London: It's bonus season for Wall Street, and while Goldman Sachs Group Inc's employees are learning the extent of their 2010 pay cuts, they'll still take home more than rivals at JPMorgan Chase and Co.
JPMorgan started telling employees of year-end payouts this week, while Morgan Stanley will do it yesterday, people told of the banks' plans said, requesting anonymity because the timing isn't public. Citigroup, which awarded executive bonuses last Tuesday, started telling traders and investment bankers about payouts the next day, said Jon Diat, a spokesman. On Thursday, it said it gave about $50 million (Dh183.5 million) in stock to 15 top executives. London-based Barclays Plc's bankers will get the news mid-February, two people said.
US and European banks are under pressure to curb bonuses after taxpayers were forced to bail out the industry during the financial crisis.
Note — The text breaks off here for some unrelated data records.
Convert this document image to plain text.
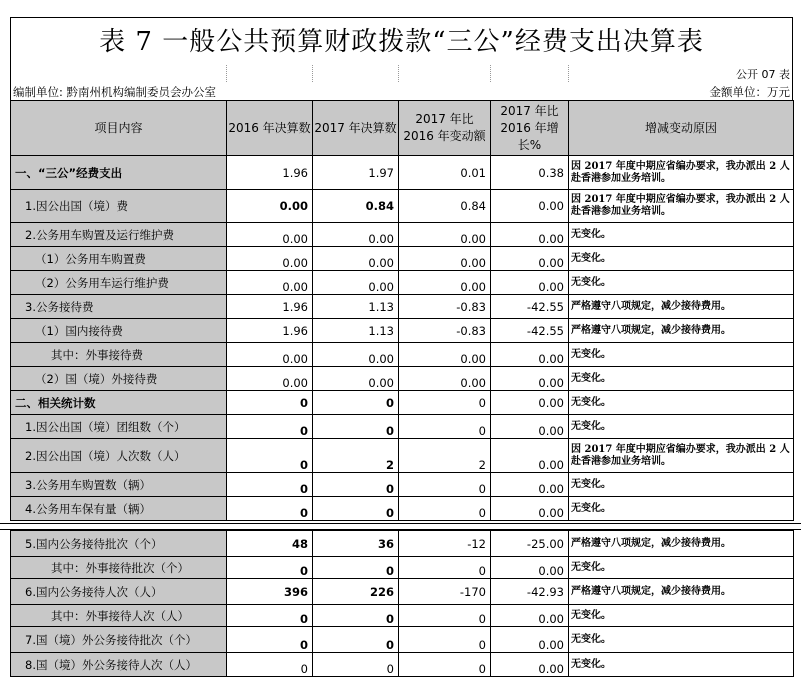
表 7 一般公共预算财政拨款“三公”经费支出决算表
公开 07 表
编制单位: 黔南州机构编制委员会办公室	金额单位：万元
项目内容	2016 年决算数	2017 年决算数	2017 年比 2016 年变动额	2017 年比 2016 年增长%	增减变动原因
一、“三公”经费支出	1.96	1.97	0.01	0.38	因 2017 年度中期应省编办要求，我办派出 2 人赴香港参加业务培训。
1.因公出国（境）费	0.00	0.84	0.84	0.00	因 2017 年度中期应省编办要求，我办派出 2 人赴香港参加业务培训。
2.公务用车购置及运行维护费	0.00	0.00	0.00	0.00	无变化。
（1）公务用车购置费	0.00	0.00	0.00	0.00	无变化。
（2）公务用车运行维护费	0.00	0.00	0.00	0.00	无变化。
3.公务接待费	1.96	1.13	-0.83	-42.55	严格遵守八项规定，减少接待费用。
（1）国内接待费	1.96	1.13	-0.83	-42.55	严格遵守八项规定，减少接待费用。
其中：外事接待费	0.00	0.00	0.00	0.00	无变化。
（2）国（境）外接待费	0.00	0.00	0.00	0.00	无变化。
二、相关统计数	0	0	0	0.00	无变化。
1.因公出国（境）团组数（个）	0	0	0	0.00	无变化。
2.因公出国（境）人次数（人）	0	2	2	0.00	因 2017 年度中期应省编办要求，我办派出 2 人赴香港参加业务培训。
3.公务用车购置数（辆）	0	0	0	0.00	无变化。
4.公务用车保有量（辆）	0	0	0	0.00	无变化。
5.国内公务接待批次（个）	48	36	-12	-25.00	严格遵守八项规定，减少接待费用。
其中：外事接待批次（个）	0	0	0	0.00	无变化。
6.国内公务接待人次（人）	396	226	-170	-42.93	严格遵守八项规定，减少接待费用。
其中：外事接待人次（人）	0	0	0	0.00	无变化。
7.国（境）外公务接待批次（个）	0	0	0	0.00	无变化。
8.国（境）外公务接待人次（人）	0	0	0	0.00	无变化。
JPMorgan's investment bank set aside enough money to pay an average of $369,651 to each employee in 2010, or 2.4 per cent less than in 2009, according to the company's year-end financial statements. Goldman Sachs's pool equates to an average of $430,700, a reduction of 14 per cent.
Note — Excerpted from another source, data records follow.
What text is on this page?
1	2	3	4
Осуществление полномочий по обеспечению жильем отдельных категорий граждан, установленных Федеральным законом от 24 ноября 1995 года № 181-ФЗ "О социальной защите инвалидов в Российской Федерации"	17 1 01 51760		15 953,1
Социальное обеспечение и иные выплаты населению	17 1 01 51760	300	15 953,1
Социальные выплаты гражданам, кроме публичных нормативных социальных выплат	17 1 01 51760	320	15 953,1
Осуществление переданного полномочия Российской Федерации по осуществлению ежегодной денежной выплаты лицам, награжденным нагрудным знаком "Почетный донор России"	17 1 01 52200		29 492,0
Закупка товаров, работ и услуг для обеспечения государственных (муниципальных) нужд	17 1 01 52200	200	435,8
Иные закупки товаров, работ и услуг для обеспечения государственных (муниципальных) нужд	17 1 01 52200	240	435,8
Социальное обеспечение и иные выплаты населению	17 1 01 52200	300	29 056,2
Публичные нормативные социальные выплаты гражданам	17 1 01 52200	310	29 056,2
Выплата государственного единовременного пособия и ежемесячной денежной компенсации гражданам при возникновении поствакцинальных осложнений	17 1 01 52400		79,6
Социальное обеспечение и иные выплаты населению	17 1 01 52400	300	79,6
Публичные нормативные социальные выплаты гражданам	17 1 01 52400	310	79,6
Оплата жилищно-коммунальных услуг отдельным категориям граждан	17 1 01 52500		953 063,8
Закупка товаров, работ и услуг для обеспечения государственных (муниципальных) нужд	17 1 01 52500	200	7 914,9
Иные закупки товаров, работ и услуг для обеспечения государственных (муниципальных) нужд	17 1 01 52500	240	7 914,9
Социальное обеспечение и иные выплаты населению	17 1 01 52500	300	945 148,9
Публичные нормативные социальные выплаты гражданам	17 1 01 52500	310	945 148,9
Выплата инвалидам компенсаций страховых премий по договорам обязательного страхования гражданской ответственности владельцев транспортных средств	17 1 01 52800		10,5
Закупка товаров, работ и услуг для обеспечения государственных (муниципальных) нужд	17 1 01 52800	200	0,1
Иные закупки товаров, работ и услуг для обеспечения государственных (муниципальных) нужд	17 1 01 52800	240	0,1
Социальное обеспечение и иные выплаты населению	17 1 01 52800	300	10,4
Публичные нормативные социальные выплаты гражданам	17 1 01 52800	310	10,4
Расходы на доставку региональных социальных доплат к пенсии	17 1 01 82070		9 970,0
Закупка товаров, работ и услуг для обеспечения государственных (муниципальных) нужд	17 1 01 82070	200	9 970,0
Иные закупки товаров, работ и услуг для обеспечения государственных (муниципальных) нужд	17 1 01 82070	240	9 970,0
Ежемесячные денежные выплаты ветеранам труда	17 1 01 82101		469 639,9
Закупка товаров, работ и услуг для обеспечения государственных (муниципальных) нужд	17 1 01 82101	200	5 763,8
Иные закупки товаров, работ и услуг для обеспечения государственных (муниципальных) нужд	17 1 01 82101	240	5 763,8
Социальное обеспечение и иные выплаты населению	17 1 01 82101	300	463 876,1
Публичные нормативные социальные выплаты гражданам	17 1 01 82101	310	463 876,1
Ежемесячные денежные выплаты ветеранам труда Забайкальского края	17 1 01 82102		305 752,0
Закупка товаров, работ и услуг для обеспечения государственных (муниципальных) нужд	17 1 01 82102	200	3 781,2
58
"As a rule of thumb, bonuses are going to be down 5 per cent to 10 per cent on last year as revenues have fallen," said Shaun Springer, chief executive officer of London-based Square Mile Services Ltd., which advises firms on compensation.
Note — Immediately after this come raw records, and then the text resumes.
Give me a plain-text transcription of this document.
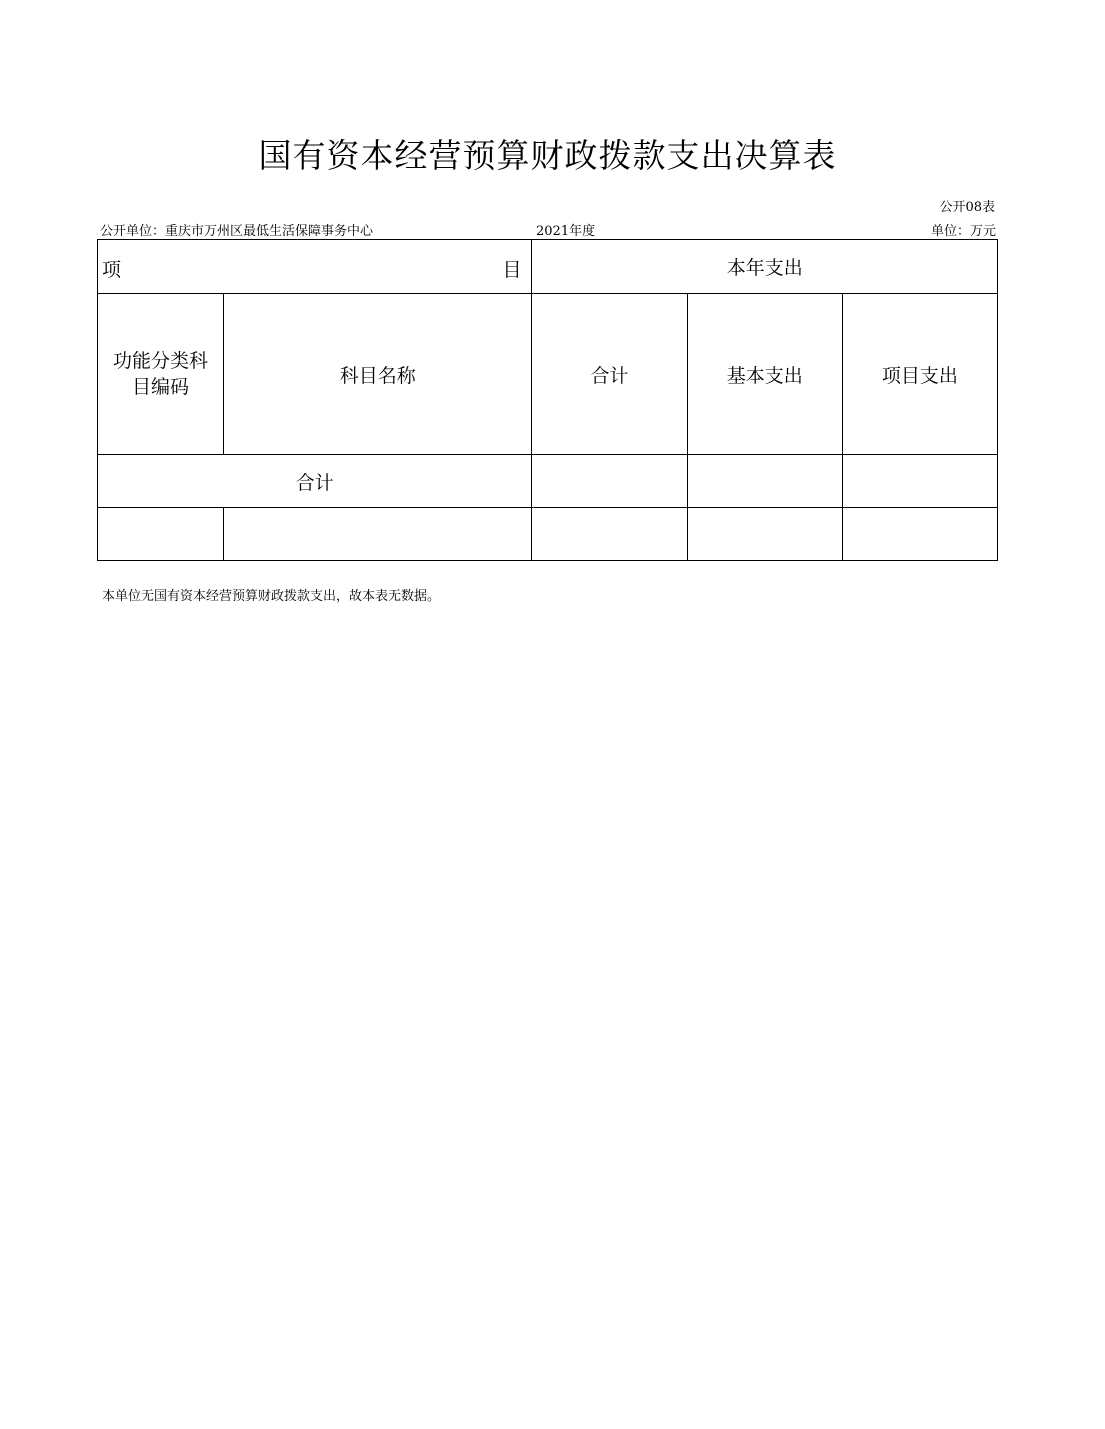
国有资本经营预算财政拨款支出决算表
公开08表
公开单位：重庆市万州区最低生活保障事务中心	2021年度	单位：万元
项 目		本年支出		
功能分类科目编码	科目名称	合计	基本支出	项目支出
合计				

本单位无国有资本经营预算财政拨款支出，故本表无数据。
Investment banks set aside a portion of revenue to reward employees and typically decide bonuses at the end of the year based on annual results. Average pay per worker doesn't reflect the amount of money each employee actually receives. Top executives sometimes receive multimillion-dollar awards, while clerical workers get less.
Citigroup's pay
The four New York-based banks will spend a combined $84.4 billion, or an average of $141,192 apiece, on their 598,073 workers, according to financial reports released since January 14.
That figure is pulled down by the average at Citigroup — $93,962 last year — because the bank has 260,000 employees, many of them tellers, commercial bankers and transaction processors who earn lower pay. Citigroup doesn't break out pay for its investment-banking and trading division, where workers get multiples of what most retail banking employees receive.
Newly promoted Chief Operating Officer John Havens received stock worth $4.75 million as of the share's closing price on Tuesday, when the bonuses were awarded, according to Thursday's disclosures. Brian Leach, the chief risk officer, got stock worth $5.16 million.